Chip: I’ve had some time to reflect now, and I guess I think that archaeology is always about reconstructing the past. Reconstructing migration patterns or the tools people used or the architecture of buildings. So, I found this baking experience to be right in line with those other forms of archaeology: taking what we’ve learned from the dirt and trying to make it real and understandable in the present. But the really fun part of this archaeology is that it can happen right in your own kitchen—it’s an archaeology for your own taste buds.

Mina [on location]: Mmm, that’s good.

Chip: Yeah?

Mina: Try the olive oil.

Chip: If you want to try out Farrell’s recipe for Cato’s Grape Must Cakes, we’ve added a link in the description to this episode.

Chip [on location]: All right, say goodbye.

Mina: Bye for now!

Chip: Bye, listeners.

[music]

Chip: This episode of SAPIENS was produced by Paul Karolyi; mixed, audio edited, and sound designed by Jason Paton; and hosted by me, Chip Colwell. SAPIENS is produced by House of Pod, with contributions from Executive Producer Cat Jaffee.

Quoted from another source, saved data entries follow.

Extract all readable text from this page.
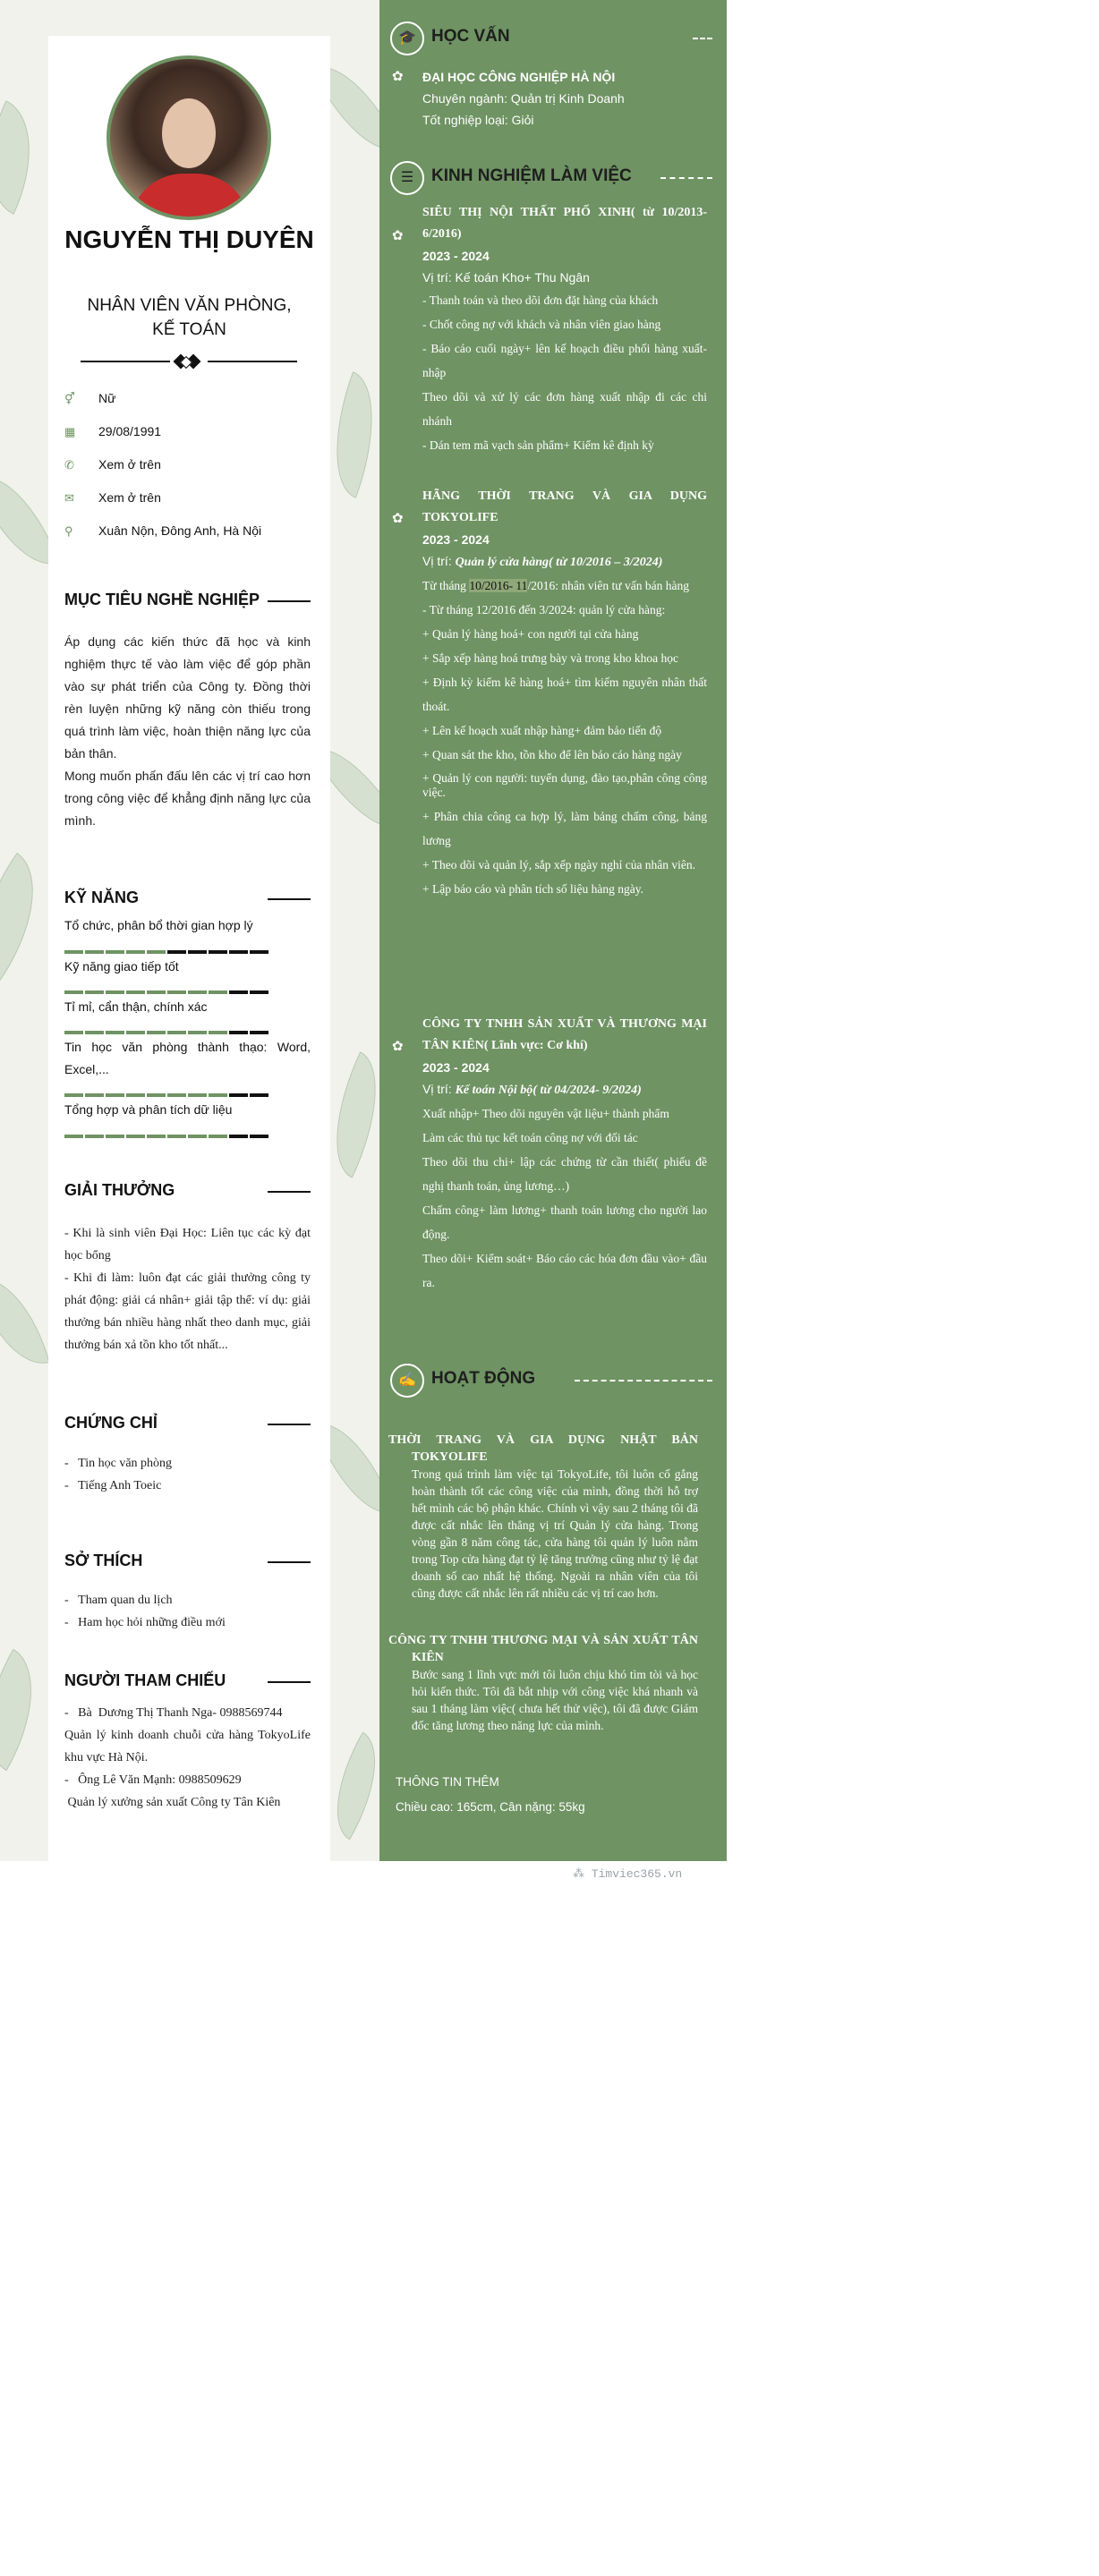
NGUYỄN THỊ DUYÊN
NHÂN VIÊN VĂN PHÒNG, KẾ TOÁN
⚥ Nữ
▦ 29/08/1991
✆ Xem ở trên
✉ Xem ở trên
⚲ Xuân Nộn, Đông Anh, Hà Nội
MỤC TIÊU NGHỀ NGHIỆP
Áp dụng các kiến thức đã học và kinh nghiệm thực tế vào làm việc để góp phần vào sự phát triển của Công ty. Đồng thời rèn luyện những kỹ năng còn thiếu trong quá trình làm việc, hoàn thiện năng lực của bản thân.
Mong muốn phấn đấu lên các vị trí cao hơn trong công việc để khẳng định năng lực của mình.
KỸ NĂNG
Tổ chức, phân bổ thời gian hợp lý
Kỹ năng giao tiếp tốt
Tỉ mỉ, cẩn thận, chính xác
Tin học văn phòng thành thạo: Word, Excel,...
Tổng hợp và phân tích dữ liệu
GIẢI THƯỞNG
- Khi là sinh viên Đại Học: Liên tục các kỳ đạt học bổng
- Khi đi làm: luôn đạt các giải thưởng công ty phát động: giải cá nhân+ giải tập thể: ví dụ: giải thưởng bán nhiều hàng nhất theo danh mục, giải thưởng bán xả tồn kho tốt nhất...
CHỨNG CHỈ
-   Tin học văn phòng
-   Tiếng Anh Toeic
SỞ THÍCH
-   Tham quan du lịch
-   Ham học hỏi những điều mới
NGƯỜI THAM CHIẾU
-   Bà  Dương Thị Thanh Nga- 0988569744
Quản lý kinh doanh chuỗi cửa hàng TokyoLife khu vực Hà Nội.
-   Ông Lê Văn Mạnh: 0988509629
Quản lý xưởng sản xuất Công ty Tân Kiên
🎓 HỌC VẤN
✿ ĐẠI HỌC CÔNG NGHIỆP HÀ NỘI
Chuyên ngành: Quản trị Kinh Doanh
Tốt nghiệp loại: Giỏi
☰	KINH NGHIỆM LÀM VIỆC
✿
SIÊU THỊ NỘI THẤT PHỐ XINH( từ 10/2013- 6/2016)
2023 - 2024
Vị trí: Kế toán Kho+ Thu Ngân
- Thanh toán và theo dõi đơn đặt hàng của khách
- Chốt công nợ với khách và nhân viên giao hàng
- Báo cáo cuối ngày+ lên kế hoạch điều phối hàng xuất- nhập
Theo dõi và xử lý các đơn hàng xuất nhập đi các chi nhánh
- Dán tem mã vạch sản phẩm+ Kiểm kê định kỳ
✿
HÃNG THỜI TRANG VÀ GIA DỤNG TOKYOLIFE
2023 - 2024
Vị trí: Quản lý cửa hàng( từ 10/2016 – 3/2024)
Từ tháng 10/2016- 11/2016: nhân viên tư vấn bán hàng
- Từ tháng 12/2016 đến 3/2024: quản lý cửa hàng:
+ Quản lý hàng hoá+ con người tại cửa hàng
+ Sắp xếp hàng hoá trưng bày và trong kho khoa học
+ Định kỳ kiểm kê hàng hoá+ tìm kiếm nguyên nhân thất thoát.
+ Lên kế hoạch xuất nhập hàng+ đảm bảo tiến độ
+ Quan sát the kho, tồn kho để lên báo cáo hàng ngày
+ Quản lý con người: tuyển dụng, đào tạo,phân công công việc.
+ Phân chia công ca hợp lý, làm bảng chấm công, bảng lương
+ Theo dõi và quản lý, sắp xếp ngày nghỉ của nhân viên.
+ Lập báo cáo và phân tích số liệu hàng ngày.
✿
CÔNG TY TNHH SẢN XUẤT VÀ THƯƠNG MẠI TÂN KIÊN( Lĩnh vực: Cơ khí)
2023 - 2024
Vị trí: Kế toán Nội bộ( từ 04/2024- 9/2024)
Xuất nhập+ Theo dõi nguyên vật liệu+ thành phẩm
Làm các thủ tục kết toán công nợ với đối tác
Theo dõi thu chi+ lập các chứng từ cần thiết( phiếu đề nghị thanh toán, ủng lương…)
Chấm công+ làm lương+ thanh toán lương cho người lao động.
Theo dõi+ Kiểm soát+ Báo cáo các hóa đơn đầu vào+ đầu ra.
✍ HOẠT ĐỘNG
THỜI TRANG VÀ GIA DỤNG NHẬT BẢN TOKYOLIFE
Trong quá trình làm việc tại TokyoLife, tôi luôn cố gắng hoàn thành tốt các công việc của mình, đồng thời hỗ trợ hết mình các bộ phận khác. Chính vì vậy sau 2 tháng tôi đã được cất nhắc lên thẳng vị trí Quản lý cửa hàng. Trong vòng gần 8 năm công tác, cửa hàng tôi quản lý luôn nằm trong Top cửa hàng đạt tỷ lệ tăng trưởng cũng như tỷ lệ đạt doanh số cao nhất hệ thống. Ngoài ra nhân viên của tôi cũng được cất nhắc lên rất nhiều các vị trí cao hơn.
CÔNG TY TNHH THƯƠNG MẠI VÀ SẢN XUẤT TÂN KIÊN
Bước sang 1 lĩnh vực mới tôi luôn chịu khó tìm tòi và học hỏi kiến thức. Tôi đã bắt nhịp với công việc khá nhanh và sau 1 tháng làm việc( chưa hết thử việc), tôi đã được Giám đốc tăng lương theo năng lực của mình.
THÔNG TIN THÊM
Chiều cao: 165cm, Cân nặng: 55kg
⁂ Timviec365.vn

SAPIENS is an editorially independent magazine funded by the Wenner-Gren Foundation and published in partnership with the University of Chicago Press. Thanks to Danilyn Rutherford, Maugha Kenny, and all the staff at the Wenner-Gren Foundation and SAPIENS.org.

SAPIENS is part of the American Anthropological Association Podcast Library.

Mina [on location]: See you again, fellow sapiens!

Chip: No, it’s, see you around. And you just ate. You were stuffing your mouth. Ha ha. All right, see you around, fellow sapiens.